I had said in my last post that Murakami had put me out of sorts. I was struggling to find and enjoy new novel. I had finished Cell by Stephen King but I still had that weird post-Murakami depression, luckily it’s not long until The Strange Library is published. After feeling sorry for myself for a few days I decided to have a browse to see if I could find a someone new to read, as luck would have it on a quiet Sunday a new book caught my eye.
I pretty much have a preconditioned weakness for anything with Japan in the title so when I spotted Bending Adversity by David Pilling I knew I had to read it.

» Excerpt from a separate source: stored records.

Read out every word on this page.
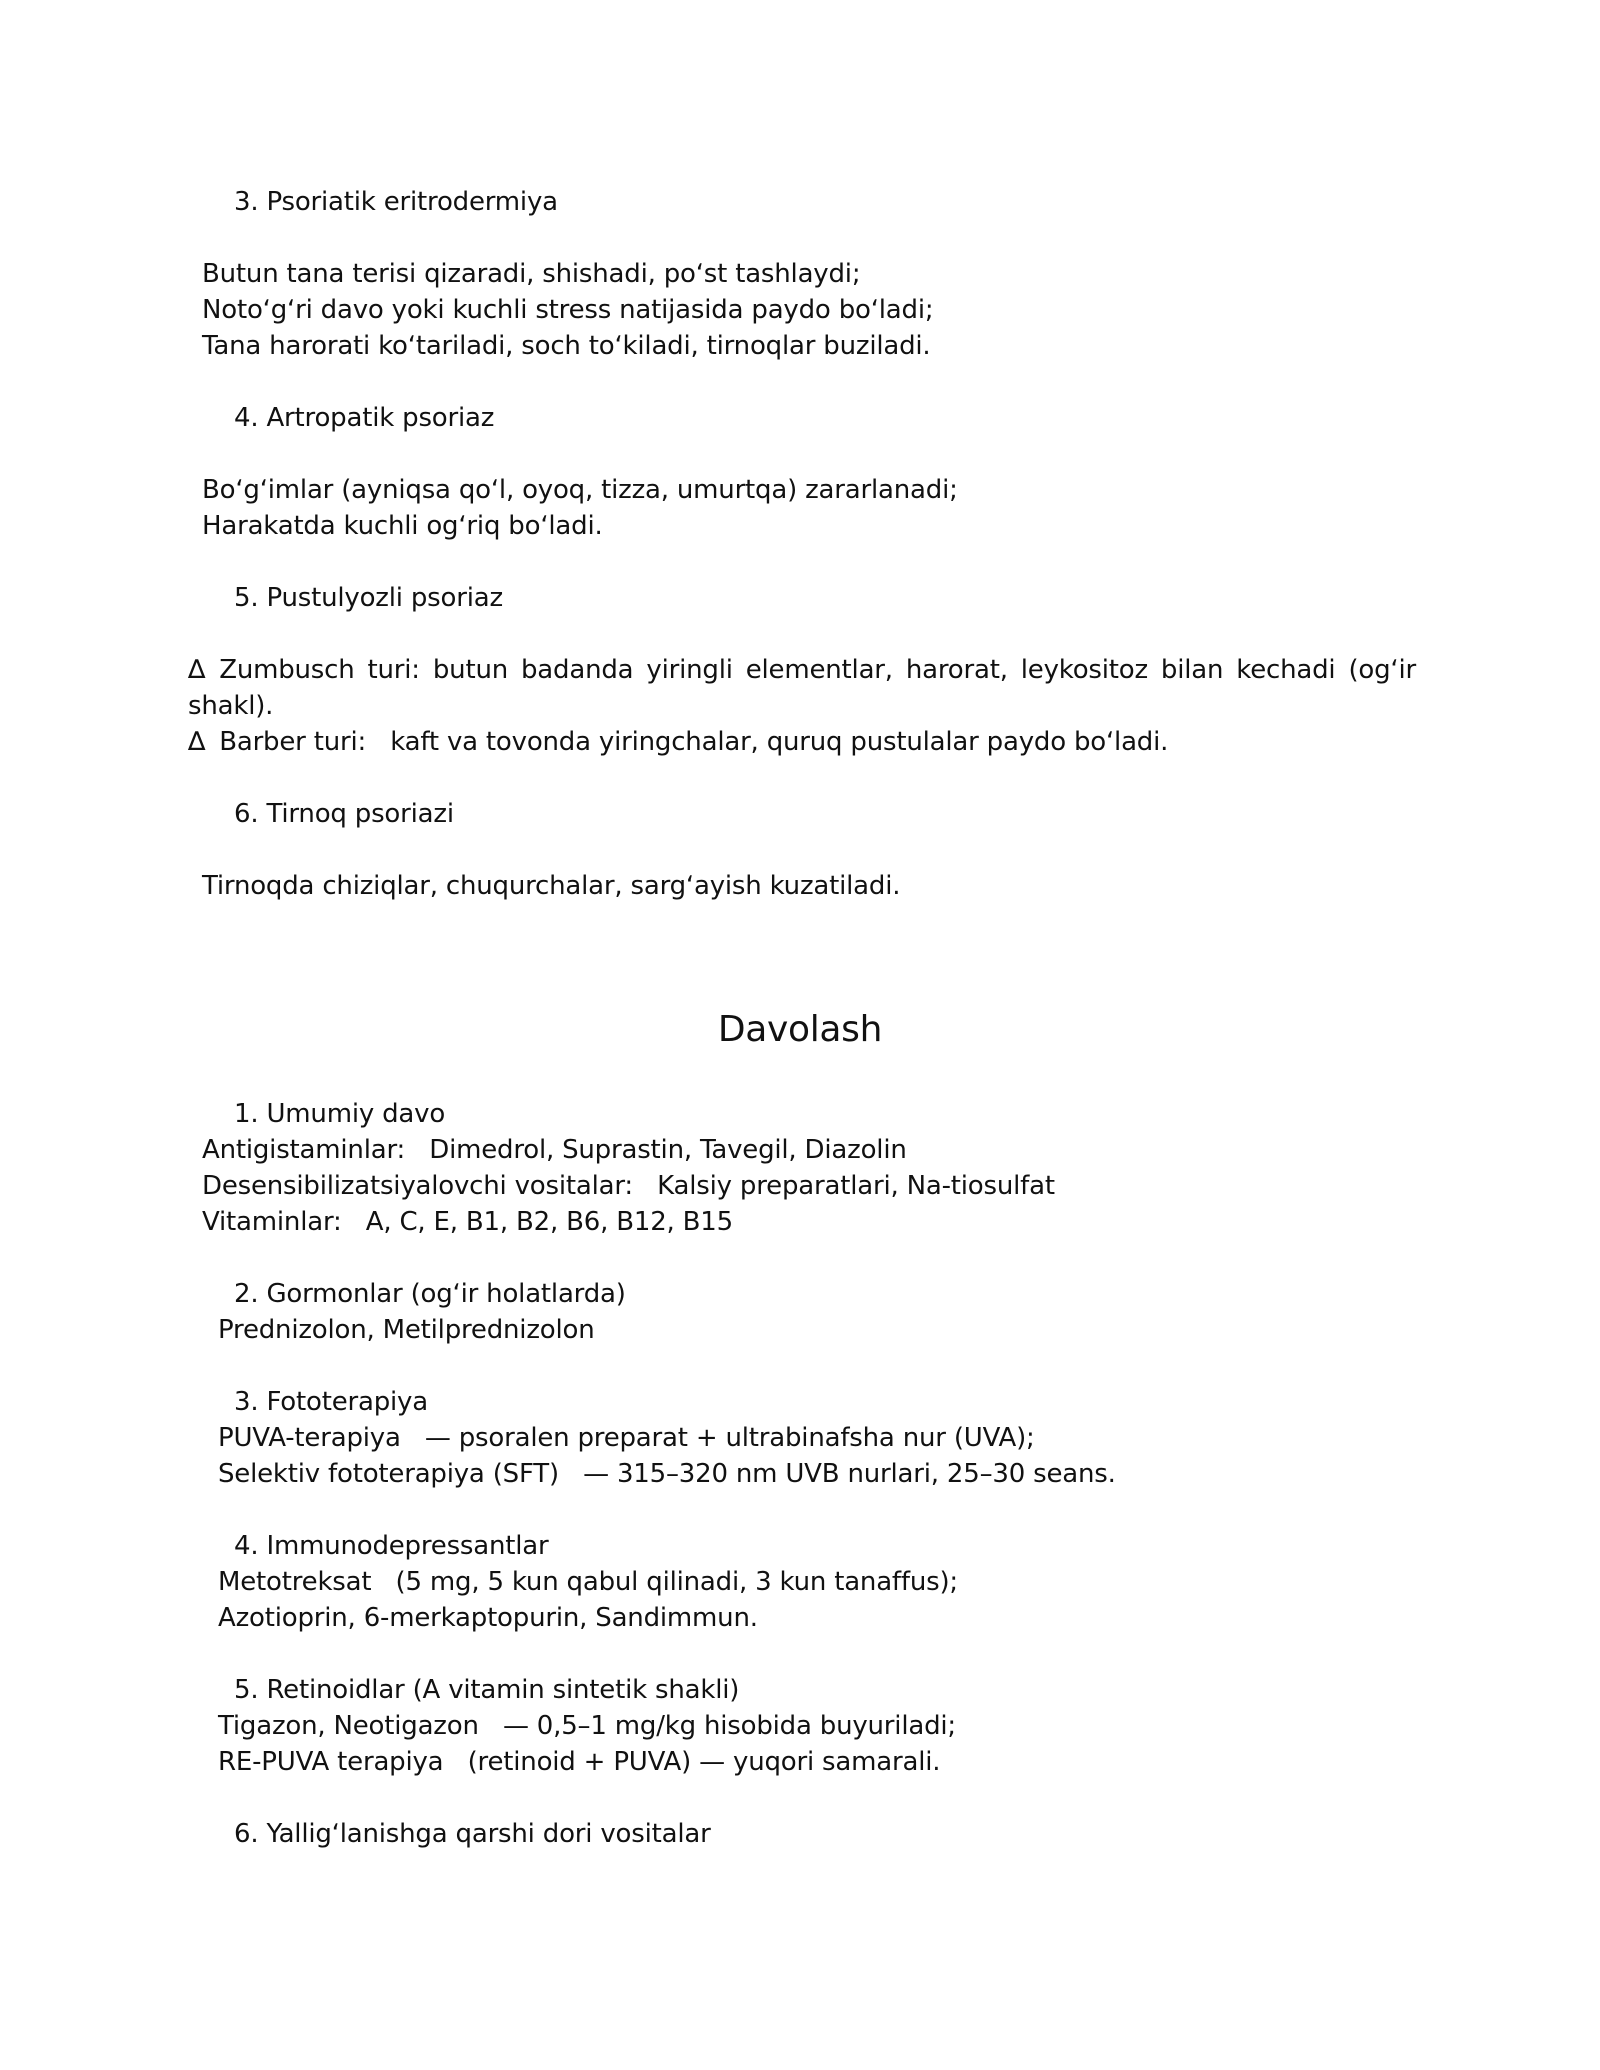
3. Psoriatik eritrodermiya
Butun tana terisi qizaradi, shishadi, poʻst tashlaydi;
Notoʻgʻri davo yoki kuchli stress natijasida paydo boʻladi;
Tana harorati koʻtariladi, soch toʻkiladi, tirnoqlar buziladi.
4. Artropatik psoriaz
Boʻgʻimlar (ayniqsa qoʻl, oyoq, tizza, umurtqa) zararlanadi;
Harakatda kuchli ogʻriq boʻladi.
5. Pustulyozli psoriaz
∆ Zumbusch turi: butun badanda yiringli elementlar, harorat, leykositoz bilan kechadi (ogʻir shakl).
∆ Barber turi:   kaft va tovonda yiringchalar, quruq pustulalar paydo boʻladi.
6. Tirnoq psoriazi
Tirnoqda chiziqlar, chuqurchalar, sargʻayish kuzatiladi.
Davolash
1. Umumiy davo
Antigistaminlar:   Dimedrol, Suprastin, Tavegil, Diazolin
Desensibilizatsiyalovchi vositalar:   Kalsiy preparatlari, Na-tiosulfat
Vitaminlar:   A, C, E, B1, B2, B6, B12, B15
2. Gormonlar (ogʻir holatlarda)
Prednizolon, Metilprednizolon
3. Fototerapiya
PUVA-terapiya   — psoralen preparat + ultrabinafsha nur (UVA);
Selektiv fototerapiya (SFT)   — 315–320 nm UVB nurlari, 25–30 seans.
4. Immunodepressantlar
Metotreksat   (5 mg, 5 kun qabul qilinadi, 3 kun tanaffus);
Azotioprin, 6-merkaptopurin, Sandimmun.
5. Retinoidlar (A vitamin sintetik shakli)
Tigazon, Neotigazon   — 0,5–1 mg/kg hisobida buyuriladi;
RE-PUVA terapiya   (retinoid + PUVA) — yuqori samarali.
6. Yalligʻlanishga qarshi dori vositalar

For anyone even slightly interested in modern Asia Pilling brings history, politics and economics to life in this outstanding look at Japan. Opening with a harrowing account of the 2011 tsunami, Pilling leaves readers in shock and astonishment of how Japan or any nation for that matter can overcome the level of devastation that follows a natural disaster. Within a few chapters I found myself looking up flight prices for Tokyo.
Pilling’s way of bleeding history, economics and social science is seamless. Even if you only have a tourists knowledge of Japan, Pilling highlights the triumphs of what can be a mysterious land and it’s equally enigmatic culture. Bending Adversity doesn’t shy away from Japan’s shortcomings either, discussing World War II and Japan’s early isolation from the rest of the world.
Pilling doesn’t overwhelm his readers with facts and figures but uses his strengths as a journalist to find anecdotes and relays them in elegant way, keeping the reader on board with every word.
Pilling’s writing is dignified and engrossing. Bending Adversity is easily the most interesting book about Japan to be published in years. Thanks David Pilling and Penguin for getting me out of a reading-rut.